I stand. “I need to take this.”
I glance around the cabin but there’s nowhere I can go for privacy. Unless I want to stand in the bathroom – ew. Or outside – too cold. Or Caleb’s bedroom – too much temptation. I end up sitting at the kitchen table.
“Hello.”
“It’s about time you answered,” Mom snipes.
Exaggerate much? The phone rang three times.
“Hi, Mom. What’s happening?” I haven’t spoken to my mom in years. It’s hard to have a relationship with someone when they kick you out of the house on your eighteenth birthday.
“What’s happening is I want you to stop making a fool of yourself.”
A fool of myself? I haven’t made a fool out of myself.
“What are you talking about?”
“You,” she sneers. “Galivanting around the island with Caleb. A man who will never love you.”
Those words hit their mark but I don’t let on. She’d enjoy pouring salt on the wound and rubbing it in if she realized she injured me.
I snort instead. “I haven’t galivanted anywhere.”
“Don’t lie to me,” she hisses. “Everyone on the island knows you went to dinner with his family atSmuggler’s Cove.”
“Dinner and galivanting aren’t the same thing.”
“You always think you’re so much smarter than everyone else. Where has being the smart girl gotten you? Huh?”
I don’t bother answering. She’s on a rant and won’t hear me anyway. Trust me. I’ve had enough experience with her rants.
“You’re living on Smuggler’s Hideaway all by yourself. You’ll always be all by yourself. Who the hell could ever love you?”
She stops ranting and I wait for her to continue. When she doesn’t, I ask, “Are you finished?”
“Stop making a fool of yourself. You’re embarrassing me and your father.”
She hangs up before I can explain how I’m not embarrassing anyone.
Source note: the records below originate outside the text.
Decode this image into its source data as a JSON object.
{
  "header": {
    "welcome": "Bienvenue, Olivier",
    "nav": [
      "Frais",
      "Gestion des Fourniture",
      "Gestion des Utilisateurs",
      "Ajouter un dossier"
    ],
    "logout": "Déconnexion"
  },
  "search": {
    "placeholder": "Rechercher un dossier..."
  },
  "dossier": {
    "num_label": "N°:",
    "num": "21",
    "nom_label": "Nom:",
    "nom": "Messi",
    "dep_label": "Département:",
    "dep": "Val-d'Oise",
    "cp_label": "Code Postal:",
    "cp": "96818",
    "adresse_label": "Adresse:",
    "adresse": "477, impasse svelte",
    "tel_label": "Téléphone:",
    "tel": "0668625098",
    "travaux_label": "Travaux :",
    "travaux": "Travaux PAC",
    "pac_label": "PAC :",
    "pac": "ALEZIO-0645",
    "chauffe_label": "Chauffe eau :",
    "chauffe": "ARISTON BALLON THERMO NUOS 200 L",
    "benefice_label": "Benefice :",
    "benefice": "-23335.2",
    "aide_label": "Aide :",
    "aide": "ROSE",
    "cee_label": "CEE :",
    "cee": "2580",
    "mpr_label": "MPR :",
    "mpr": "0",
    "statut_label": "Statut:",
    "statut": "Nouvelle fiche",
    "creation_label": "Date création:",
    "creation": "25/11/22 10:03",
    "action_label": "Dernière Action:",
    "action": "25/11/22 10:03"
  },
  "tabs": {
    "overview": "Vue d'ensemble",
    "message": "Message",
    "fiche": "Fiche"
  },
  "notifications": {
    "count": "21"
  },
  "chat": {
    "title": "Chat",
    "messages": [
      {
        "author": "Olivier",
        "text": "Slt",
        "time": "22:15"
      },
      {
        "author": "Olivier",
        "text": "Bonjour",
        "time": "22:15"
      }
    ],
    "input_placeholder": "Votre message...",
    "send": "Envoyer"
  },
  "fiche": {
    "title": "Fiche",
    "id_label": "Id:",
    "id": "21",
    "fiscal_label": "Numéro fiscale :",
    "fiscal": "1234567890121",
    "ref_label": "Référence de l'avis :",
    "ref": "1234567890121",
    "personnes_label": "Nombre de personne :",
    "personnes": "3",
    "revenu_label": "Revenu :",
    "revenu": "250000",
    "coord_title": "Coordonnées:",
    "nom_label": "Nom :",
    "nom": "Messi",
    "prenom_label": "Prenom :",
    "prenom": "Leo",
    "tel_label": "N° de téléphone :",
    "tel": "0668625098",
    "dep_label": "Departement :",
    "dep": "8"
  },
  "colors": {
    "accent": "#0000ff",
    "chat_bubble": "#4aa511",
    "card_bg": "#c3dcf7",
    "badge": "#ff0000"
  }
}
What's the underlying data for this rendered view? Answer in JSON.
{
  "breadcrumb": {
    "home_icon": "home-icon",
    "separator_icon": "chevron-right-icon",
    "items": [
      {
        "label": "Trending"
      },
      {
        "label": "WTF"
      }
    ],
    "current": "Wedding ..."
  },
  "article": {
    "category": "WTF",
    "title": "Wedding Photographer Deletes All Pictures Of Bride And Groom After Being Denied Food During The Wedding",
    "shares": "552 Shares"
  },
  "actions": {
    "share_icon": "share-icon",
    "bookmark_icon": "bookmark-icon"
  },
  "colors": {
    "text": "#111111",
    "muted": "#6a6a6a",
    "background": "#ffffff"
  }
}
How is having dinner with Caleb and his family embarrassing to her? What does she think I did – fawn all over Caleb?
I throw my phone on the table and rub a hand over my forehead where I feel a headache coming on.
“Who was on the phone?” Caleb asks from right next to me and I startle. I forgot I wasn’t alone. Great. Now, I’m the one who’s embarrassed.
“No one.”
“No one?” He raises an eyebrow. “It didn’t sound like no one.”
It’s stupid to lie when he could hear the conversation. Or, at least, my part of the conversation. “Fine. It was my mom.”
His brow wrinkles. “I thought you didn’t have contact with her.”
“She rings every decade or so to remind me how unlovable I am.”
“Unlovable?” He growls. “You’re not unlovable.”
“Mom thinks otherwise,” I say instead of admitting how true her words feel to me. How else should I feel when the people who are supposed to love me unconditionally don’t?
“It’s their loss. It has nothing to do with you.”